In 1982, she lost her voice and was treated with a cortisone injection which restored her voice, but the incident and its treatment tripped off emotional problems and she argued with everyone, even her children. She was formally diagnosed as having a manic depressive disorder (now known as bi-polar disorder) and was treated with lithium pills. In 1985, after 12 years of constant bickering, the couple divorced. That same year she was elected to a three-year term as president of the Screen Actors Guild.
In 1985, she starred in a TV movie called "A Time to Triumph", about a woman who enters the army in order to support her three children and ill husband. At Fort Benning, Georgia, Sgt. Michael Pearce instructed her on army rules and customs and she decided that she was in love with him. He was separated from his wife and had two young daughters. They married in 1986 and moved to Idaho.
Advocate for People with Mental Illness
In 1987 she wrote her autobiography "Call Me Anna." The book was made into a movie in 1990, in which she played herself and was co-producer. In 1992, she wrote "A Brilliant Madness: Living With Manic Depression Illness".
Many of the roles she portrayed in movies, plays and television were of mentally-disturbed women.
In spite of her marital conflicts and emotional problems, she continued her hectic work schedule until her mid-fifties when she cut back to occasional TV and stage appearances. Her emotional problems caused frequent bouts of anger and suicide attempts and dominated every factor in her life.
Death from a Perforated Intestine
On March 29, 2016 at age 69, in a hospital in Coeur D'Alene, Idaho, she died of an overwhelming infection following rupture of her intestine.
I have been unable to obtain her medical records, but I learned that she was hospitalized in 2014 for chronic belly pain, had heart bypass surgery at age 58 in 2004 and had emphysema from years of smoking. Possible causes of chronic belly pain and a ruptured colon include cancer, Crohn’s disease, diverticulitis and ulcerative colitis. Smoking markedly increases risk for colon cancer. Any leaking of the contents of the intestines into the abdomen causes horrible infection in the bloodstream. Symptoms include severe abdominal pain, chills, fever, weakness, extreme sleepiness, nausea, vomiting and shortness of breath. Serious blood-borne infections kill more than 258,000 North Americans every year. Immediate surgery and intravenous infusions of massive amounts of antibiotics can save most patients with ruptured intestines, so do not delay seeking treatment for these symptoms.

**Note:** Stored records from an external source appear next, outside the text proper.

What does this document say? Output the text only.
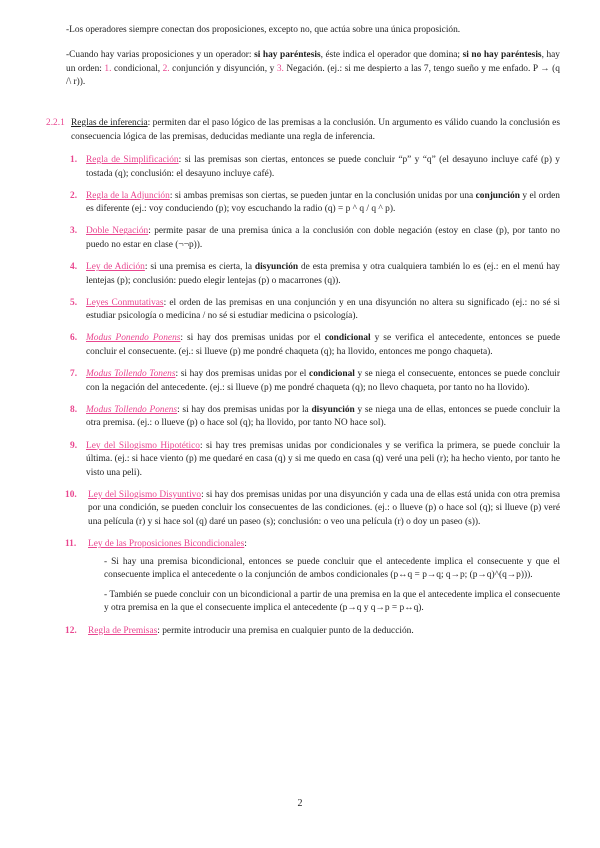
-Los operadores siempre conectan dos proposiciones, excepto no, que actúa sobre una única proposición.

-Cuando hay varias proposiciones y un operador: si hay paréntesis, éste indica el operador que domina; si no hay paréntesis, hay un orden: 1. condicional, 2. conjunción y disyunción, y 3. Negación. (ej.: si me despierto a las 7, tengo sueño y me enfado. P → (q /\ r)).

2.2.1 Reglas de inferencia: permiten dar el paso lógico de las premisas a la conclusión. Un argumento es válido cuando la conclusión es consecuencia lógica de las premisas, deducidas mediante una regla de inferencia.
1. Regla de Simplificación: si las premisas son ciertas, entonces se puede concluir “p” y “q” (el desayuno incluye café (p) y tostada (q); conclusión: el desayuno incluye café).
2. Regla de la Adjunción: si ambas premisas son ciertas, se pueden juntar en la conclusión unidas por una conjunción y el orden es diferente (ej.: voy conduciendo (p); voy escuchando la radio (q) = p ^ q / q ^ p).
3. Doble Negación: permite pasar de una premisa única a la conclusión con doble negación (estoy en clase (p), por tanto no puedo no estar en clase (¬¬p)).
4. Ley de Adición: si una premisa es cierta, la disyunción de esta premisa y otra cualquiera también lo es (ej.: en el menú hay lentejas (p); conclusión: puedo elegir lentejas (p) o macarrones (q)).
5. Leyes Conmutativas: el orden de las premisas en una conjunción y en una disyunción no altera su significado (ej.: no sé si estudiar psicología o medicina / no sé si estudiar medicina o psicología).
6. Modus Ponendo Ponens: si hay dos premisas unidas por el condicional y se verifica el antecedente, entonces se puede concluir el consecuente. (ej.: si llueve (p) me pondré chaqueta (q); ha llovido, entonces me pongo chaqueta).
7. Modus Tollendo Tonens: si hay dos premisas unidas por el condicional y se niega el consecuente, entonces se puede concluir con la negación del antecedente. (ej.: si llueve (p) me pondré chaqueta (q); no llevo chaqueta, por tanto no ha llovido).
8. Modus Tollendo Ponens: si hay dos premisas unidas por la disyunción y se niega una de ellas, entonces se puede concluir la otra premisa. (ej.: o llueve (p) o hace sol (q); ha llovido, por tanto NO hace sol).
9. Ley del Silogismo Hipotético: si hay tres premisas unidas por condicionales y se verifica la primera, se puede concluir la última. (ej.: si hace viento (p) me quedaré en casa (q) y si me quedo en casa (q) veré una peli (r); ha hecho viento, por tanto he visto una peli).
10. Ley del Silogismo Disyuntivo: si hay dos premisas unidas por una disyunción y cada una de ellas está unida con otra premisa por una condición, se pueden concluir los consecuentes de las condiciones. (ej.: o llueve (p) o hace sol (q); si llueve (p) veré una película (r) y si hace sol (q) daré un paseo (s); conclusión: o veo una película (r) o doy un paseo (s)).
11. Ley de las Proposiciones Bicondicionales:
- Si hay una premisa bicondicional, entonces se puede concluir que el antecedente implica el consecuente y que el consecuente implica el antecedente o la conjunción de ambos condicionales (p↔q = p→q; q→p; (p→q)^(q→p))).
- También se puede concluir con un bicondicional a partir de una premisa en la que el antecedente implica el consecuente y otra premisa en la que el consecuente implica el antecedente (p→q y q→p = p↔q).
12. Regla de Premisas: permite introducir una premisa en cualquier punto de la deducción.
2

Lessons from Patty Duke's Life and Death
• Trauma in childhood almost always lasts forever. That is why we have to have strict laws to protect children from abuse by anger, bullying, beatings or sexual exploitation.
• Some people who are incredibly successful in life have severe emotional problems that eventually destroy them and harm those who are close to them.
• Smoking and even second-hand smoke cause permanent lung damage and various cancers.
• Your intestinal tract, lungs and skin are loaded with germs which rarely harm you , but if they get into your bloodstream, they can make you very sick and even kill you. Know the symptoms of infections in your bloodstream: severe belly pain, chills, fever, weakness, extreme sleepiness, nausea, vomiting and shortness of breath. Seek immediate medical treatment.